In a recent study Chougnet et al.[24] observed that in a group of HIV-1 infected children treated with HAART for >2 years there was a marked increase in the proliferative response and skin reactivity to recall antigen. However, this improvement was associated with a decrease in viral load and an increase in CD4+ T- lymphocyte numbers. Similarly, over 24 weeks in HIV-1 infected children, HAART increased CD4+ cell counts and decreased viral loads, in addition to inducing a strong rise in both the DTH response to C. albicans and the production of IL-12p70 by monocytes [25]. In contrast, no significant increase in the lymphoproliferative response to recall antigens was noted by Borkowsky et al.[26] in HIV-1 infected children after 44 and 48 weeks of HAART, despite the increase in CD4+ T-lymphocytes, perhaps reflecting the fact that baseline immune function was relatively intact in this population.
This study demonstrates for the first time that, under HAART, there is a restoration of mitogen and antigen-specific T-lymphocyte responses in vitro despite a virological failure and even in the absence of a significant increase in CD4+ lymphocyte counts. These results support the hypothesis that the immunological benefits of HAART derive from mechanisms other than just the antiretroviral activity [13,27,28].
HAART has significantly reduced morbidity rates in HIV-1 positive patients [6,29]. Many patients experienced both virological and immunological responses to HAART in terms of reduced levels of plasma HIV-1 RNA as well as increased levels of CD4+ T-lymphocytes [2,30]. Between 7% and 15% of HAART adult patients, however, have a seemingly paradoxical response to HAART in that their CD4+ lymphocytes levels increase substantially but their levels of plasma HIV-1 RNA remain high [23,31,32]. Although virological responders have a better clinical outcome than virological non-responders, the probability of clinical progression is low even in the latter group [33]. HAART is highly effective in reducing the mortality of perinatally infected children [34] despite the fact that the proportion of virological failure is high [19]. The present study has evaluated the in vitro T-lymphocyte function in children with virological failure of HAART.
In a previous study carried out in perinatally HIV-1 infected children we demonstrated that both CD4+ and CD8+ lymphocyte numbers might raise despite virological failure [13]. In this report, we selected seven patients that had neither a fall in their plasma HIV-1 RNA levels nor a significant rise in CD4+ lymphocyte numbers while receiving HAART. At baseline, before the introduction of PI in the therapy, all patients were of immunological CDC class 1 or 2 and therefore had normal or moderately reduced CD4+ T-lymphocyte numbers. On the other hand, in all the selected HIV-1 perinatally infected children a T-lymphocyte dysfunction was observed, because the in vitro mitogen and antigen-specific responses were significantly lower than those of the control group. This observation is in agreement with previous reports showing that HIV-1 infected children may have more profound impairment in cell-mediated immunity than asymptomatic seropositive adults, even when they maintain normal CD4+ T- lymphocyte counts [35]. Marked defects in CD4+ lymphocyte function precede the decline in peripheral CD4+ lymphocyte number. An early marker of this immune defect is the inability to respond to recall antigens in vivo and in vitro[36].
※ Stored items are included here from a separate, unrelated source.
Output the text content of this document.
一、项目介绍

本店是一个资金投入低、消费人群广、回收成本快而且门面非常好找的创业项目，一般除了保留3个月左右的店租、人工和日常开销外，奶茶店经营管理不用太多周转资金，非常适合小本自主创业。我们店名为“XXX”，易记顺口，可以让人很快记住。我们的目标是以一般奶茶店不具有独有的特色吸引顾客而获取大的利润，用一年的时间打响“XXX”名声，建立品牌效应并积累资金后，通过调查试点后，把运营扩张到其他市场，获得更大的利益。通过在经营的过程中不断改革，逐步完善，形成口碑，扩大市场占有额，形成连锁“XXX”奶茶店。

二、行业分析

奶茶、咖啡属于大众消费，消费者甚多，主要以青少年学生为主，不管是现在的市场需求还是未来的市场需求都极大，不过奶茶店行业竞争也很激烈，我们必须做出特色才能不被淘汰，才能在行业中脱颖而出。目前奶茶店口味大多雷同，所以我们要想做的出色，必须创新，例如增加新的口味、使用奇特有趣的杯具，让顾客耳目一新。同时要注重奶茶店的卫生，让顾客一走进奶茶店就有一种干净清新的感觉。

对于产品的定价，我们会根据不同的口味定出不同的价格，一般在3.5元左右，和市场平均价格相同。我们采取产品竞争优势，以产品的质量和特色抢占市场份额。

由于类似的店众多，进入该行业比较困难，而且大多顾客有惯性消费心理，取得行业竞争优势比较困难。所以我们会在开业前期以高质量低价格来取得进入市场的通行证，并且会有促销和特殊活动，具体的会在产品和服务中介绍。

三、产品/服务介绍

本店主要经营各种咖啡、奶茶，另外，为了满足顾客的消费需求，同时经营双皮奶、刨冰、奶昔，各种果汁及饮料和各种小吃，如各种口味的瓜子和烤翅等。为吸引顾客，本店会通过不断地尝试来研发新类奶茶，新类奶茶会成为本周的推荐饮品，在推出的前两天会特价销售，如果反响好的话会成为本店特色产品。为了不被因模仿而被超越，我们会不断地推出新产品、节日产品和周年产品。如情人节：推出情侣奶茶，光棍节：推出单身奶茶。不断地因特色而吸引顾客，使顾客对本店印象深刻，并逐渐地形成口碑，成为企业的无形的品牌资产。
Under HAART, a significant increase in the lymphocyte proliferative responses to anti-CD3 and PHA, despite persisting high viral load, have been reported [37]. In our study, the recovery of the in vitro T-lymphocyte response was earlier and sustained over time for those mitogens which explore exclusively T-lymphocyte reactivity (PHA) compared with those that induce both B and T-lymphocyte responses (PWM). It is known that the mitogenic selectivity of such polyclonal activators (PHA, PWM) is not dependent on their binding specificity for particular cell populations but, rather, reflects the heterogeneity in glycoproteins expressed on various cells [38]. In addition, their mitogenic effects for T-cells are felt to depend on their ability to bind and cross-link relevant receptors, component chains of the TCR, involved in physiological T-cell activation [38]. We could speculate that HAART induces a ‘better’ expression and function of these receptors in vivo, increasing by different measures the ability of different mitogens to activate and induce lymphocyte responses in vitro.
It has been reported that HAART induces an improvement in CD4+ T-lymphocyte reactivity for clinically relevant pathogens [3,4,17]. However, the restoration of antigen-specific T-lymphocyte responses was closely related with an increase in CD4+ T-lymphocyte numbers [17] and was associated (in the majority of cases) with a suppression of viral load.
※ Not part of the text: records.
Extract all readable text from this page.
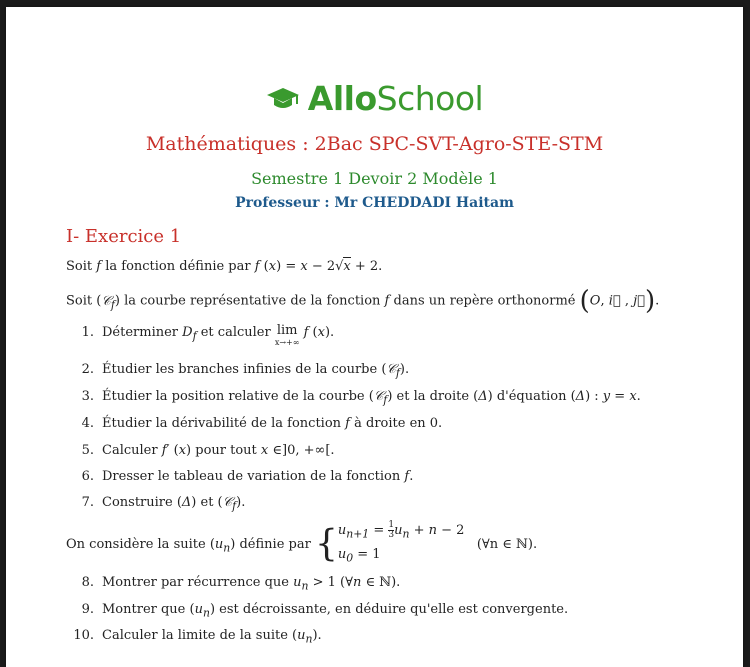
AlloSchool
Mathématiques : 2Bac SPC-SVT-Agro-STE-STM
Semestre 1 Devoir 2 Modèle 1
Professeur : Mr CHEDDADI Haitam
I- Exercice 1
Soit f la fonction définie par f (x) = x − 2√x + 2.
Soit (𝒞$_f$) la courbe représentative de la fonction f dans un repère orthonormé (O, i⃗ , j⃗).
1. Déterminer $D_f$ et calculer lim
x→+∞
f (x).
2. Étudier les branches infinies de la courbe (𝒞$_f$).
3. Étudier la position relative de la courbe (𝒞$_f$) et la droite (Δ) d'équation (Δ) : y = x.
4. Étudier la dérivabilité de la fonction f à droite en 0.
5. Calculer f′ (x) pour tout x ∈]0, +∞[.
6. Dresser le tableau de variation de la fonction f.
7. Construire (Δ) et (𝒞$_f$).
On considère la suite $(u_n)$ définie par { $u_{n+1} = \frac{1}{3} u_n + n - 2$
$u_0 = 1$
(∀n ∈ ℕ).
8. Montrer par récurrence que $u_n > 1$ (∀n ∈ ℕ).
9. Montrer que $(u_n)$ est décroissante, en déduire qu'elle est convergente.
10. Calculer la limite de la suite $(u_n)$.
In adults the restoration of CD4+ T-lymphocyte responses in vitro is more frequent to antigens of high exposure pathogens (C. albicans) than to those of low exposure antigens (tetanus toxoid) [17]. In contrast, in the population of children enrolled in this study, the frequency of restoration of the T-lymphocyte response was the same for both antigens (seven of seven cases). The latter observation is probably related to a more recent exposure of the immune system to tetanus toxoid (due to vaccination) in children. However, the recovery of responsiveness to C. albicans occurred earlier and was overall of a higher degree in comparison with that to tetanus toxoid. These results could be of clinical relevance. The rapid recovery of the Candida-specific CD4+ T-lymphocyte proliferation is in agreement with epidemiological data showing a rapid decrease in the incidence of candidal oesophagitis after a few months of HAART treatment in patients with advanced immune dysfunction [39].
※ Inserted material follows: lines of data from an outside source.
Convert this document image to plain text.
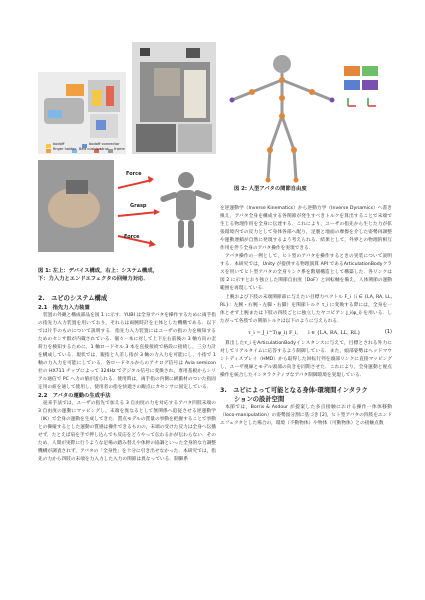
bodoff	bodoff connector
finger holder Belt cushion
strut frame
Force
Grasp
Force

図 2: 人型アバタの関節自由度

図 1: 左上：デバイス構成，右上：システム構成，

下：力入力とエンドエフェクタの回帰力対応．

2.　ユビのシステム構成

2.1　指先力入力装置

装置の外観と構成部品を図 1 に示す．YUBI は全身アバタを操作するために両手指の指先力入力装置を用いており，それらは両腕時計を主体とした機構である．以下では片手のものについて説明する．指先力入力装置にはユーザの指の力を検知するためのセンサ群が内蔵されている．個々一本に対して上下左右前後の 3 軸方向の歪荷力を検知するために，1 軸ロードセル 3 本を直接接続で格段に接続し，三分力計を構成している．現状では，親指と人差し指が 3 軸の力入力を可能にし，小指で 1 軸の力入力を可能にしている．各ロードセルからのアナログ信号は Avia semicon 社の HX711 チップによって 324Hz でデジタル信号に変換され，専用基板からシリアル通信で PC へ力の値が送られる．使用時は，両手指の内側に緩衝材のついた指固定用の紐を通して使用し，使用者の指を快適さの観点にカセンサに固定している．

2.2　アバタの運動の生成手法

従来手法では，ユーザの指先で加える 3 自由度の力を対応するアバタ四肢末端の 3 自由度の運動にマッピングし，末端を異なるとして無関係へ追従させる逆運動学（IK）で全身の運動を生成してきた．質点モデルの質量の挙動を把握することで挙動との操縦するとした運動の質感は操作できるものの，末端の受けた反力は全身へ伝播せず，たとえば肩を手で押し込んでも反応をどうやって伝わるかが伝わらない．そのため，人間が実際に行うような足場の踏み替えや体幹の協調といった全身的な力調整機構が調査されず，アバタの「全身性」を十分に引き出せなかった．本研究では，指先の力から四肢の末端を力入力した入力の関節は異なっている．制御系

を逆運動学（Inverse Kinematics）から逆動力学（Inverse Dynamics）へ書き換え，アバタ全身を構成する各関節が発生すべきトルクを算出することで末端で生じる物理作用を全身に伝達する．これにより，ユーザの指先から生じた力が拡張環境内での反力として身体各部へ配り，足裏と地面の摩擦を介した姿勢再調整や運動連鎖が自然に発現するよう考えられる．結果として，外界との物理的相互作用を伴う全身のアバタ操作を実現できる．

アバタ操作の一例として，ヒト型のアバタを操作するときの実装について説明する．本研究では，Unity が提供する物理演算 API であるArticulationBodyクラスを用いてヒト型アバタの全身リンク系を階層構造として構築した．各リンクは図 2 に示すとおり独立した関節自由度（DoF）と回転軸を備え，人体関節の運動範囲を再現している．

上腕および下肢の末端関節部に与えたい目標力ベクトル F_i（i ∈ {LA, RA, LL, RL}：左腕・右腕・左脚・右脚）を関節トルク τ_i に変換する際には，全身を一体とせず上腕または下肢の四肢ごとに独立したヤコビアン J_i(φ_i) を用いる．したがって各肢での関節トルクは以下のように与えられる．

τ_i = J_i^T(φ_i) F_i,　　i ∈ {LA, RA, LL, RL}	(1)

算出したτ_i をArticulationBodyインスタンスに与えて，目標とされる外力に対してリアルタイムに応答するよう制御している．また，頭部姿勢はヘッドマウントディスプレイ（HMD）から取得した回転行列を頭部リンクに直接マッピングし，ユーザ視線とモデル頭部の向きを同期させた．これにより，全身運動と視点操作を統合したインタラクティブなアバタ制御環境を実現している．

3.　ユビによって可能となる身体-環境間インタラク

ションの設計空間

本節では，Borris & Asdour が提案した多点接触における操作一体体移動（loco-manipulation）の姿勢図分割に基づき [2]，ヒト型アバタの四肢をエンドエフェクタとした場合の，環境（不動物体）や物体（可動物体）との接触点数
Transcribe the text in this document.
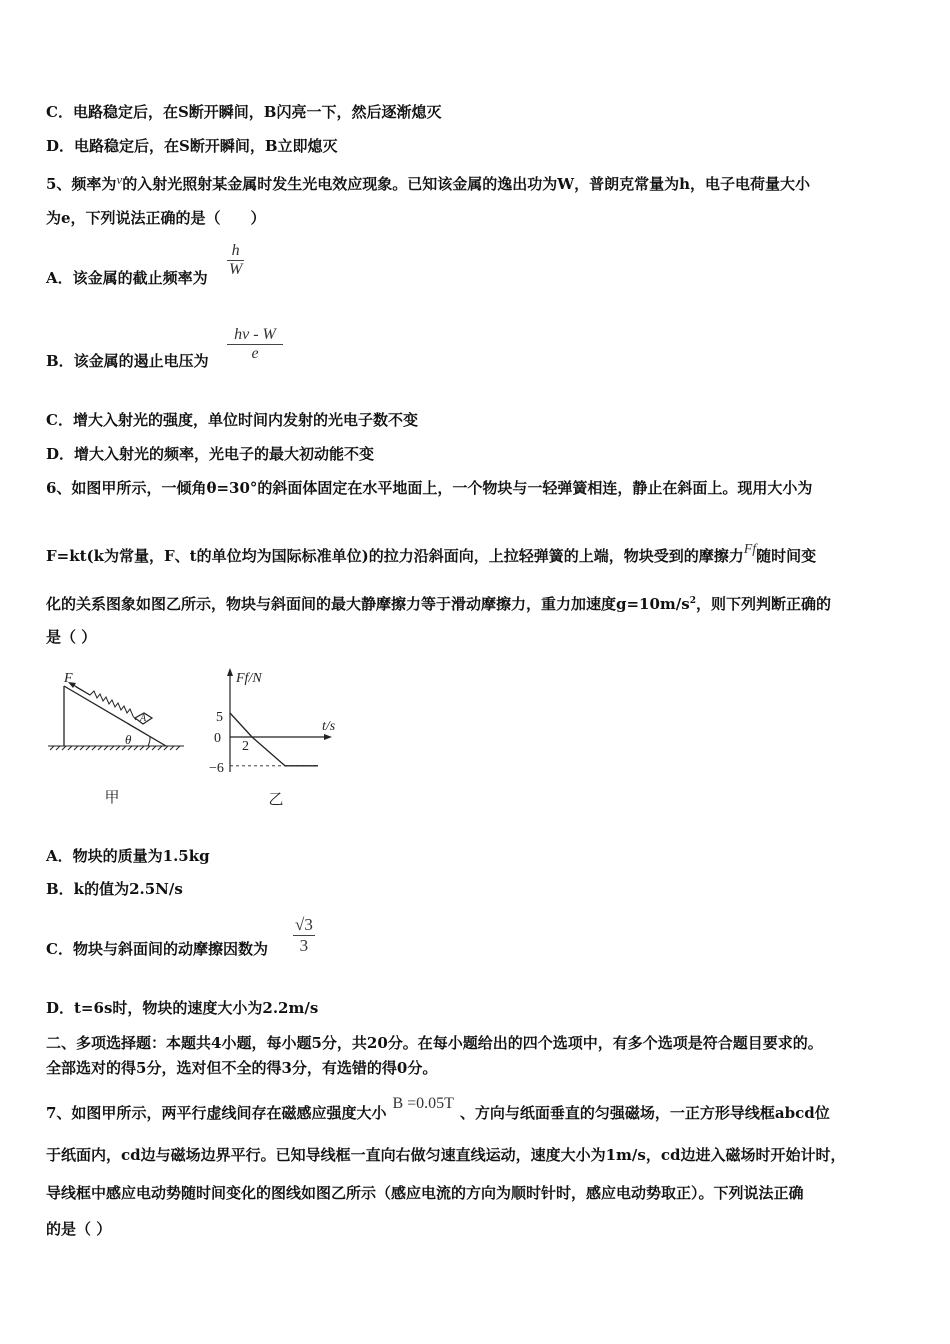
C．电路稳定后，在S断开瞬间，B闪亮一下，然后逐渐熄灭
D．电路稳定后，在S断开瞬间，B立即熄灭
5、频率为ν的入射光照射某金属时发生光电效应现象。已知该金属的逸出功为W，普朗克常量为h，电子电荷量大小
为e，下列说法正确的是（　　）
A．该金属的截止频率为 $\frac{h}{W}$
B．该金属的遏止电压为 $\frac{h\nu - W}{e}$
C．增大入射光的强度，单位时间内发射的光电子数不变
D．增大入射光的频率，光电子的最大初动能不变
6、如图甲所示，一倾角θ=30°的斜面体固定在水平地面上，一个物块与一轻弹簧相连，静止在斜面上。现用大小为
F=kt(k为常量，F、t的单位均为国际标准单位)的拉力沿斜面向，上拉轻弹簧的上端，物块受到的摩擦力Ff随时间变
化的关系图象如图乙所示，物块与斜面间的最大静摩擦力等于滑动摩擦力，重力加速度$g=10m/s^2$，则下列判断正确的
是（ ）
F
A
θ
甲
Ff/N
t/s
5
0
−6
2
乙
A．物块的质量为1.5kg
B．k的值为2.5N/s
C．物块与斜面间的动摩擦因数为 $\frac{√3}{3}$
D．t=6s时，物块的速度大小为2.2m/s
二、多项选择题：本题共4小题，每小题5分，共20分。在每小题给出的四个选项中，有多个选项是符合题目要求的。
全部选对的得5分，选对但不全的得3分，有选错的得0分。
7、如图甲所示，两平行虚线间存在磁感应强度大小B =0.05T、方向与纸面垂直的匀强磁场，一正方形导线框abcd位
于纸面内，cd边与磁场边界平行。已知导线框一直向右做匀速直线运动，速度大小为1m/s，cd边进入磁场时开始计时，
导线框中感应电动势随时间变化的图线如图乙所示（感应电流的方向为顺时针时，感应电动势取正）。下列说法正确
的是（ ）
The restoration of in vitro T-lymphocyte responsiveness despite virological failure of HAART is difficult to explain, but different hypotheses can be proposed. Improvement of in vitro lymphocyte proliferation could be explained, at least in part, by an increase in CD4+CD45RO+‘memory’ lymphocytes (as a result of recirculation) demonstrated in the early stage of HAART and not strictly associated with the suppression of viraemia [18]. However, in HIV-1 infected children treated with a protease inhibitor-containing regime, CD4+CD45RA+‘naive’ T cells were the major contributor to CD4+ T-cell expansion, as well as in those children who achieve only incomplete or minimal viral suppression [23].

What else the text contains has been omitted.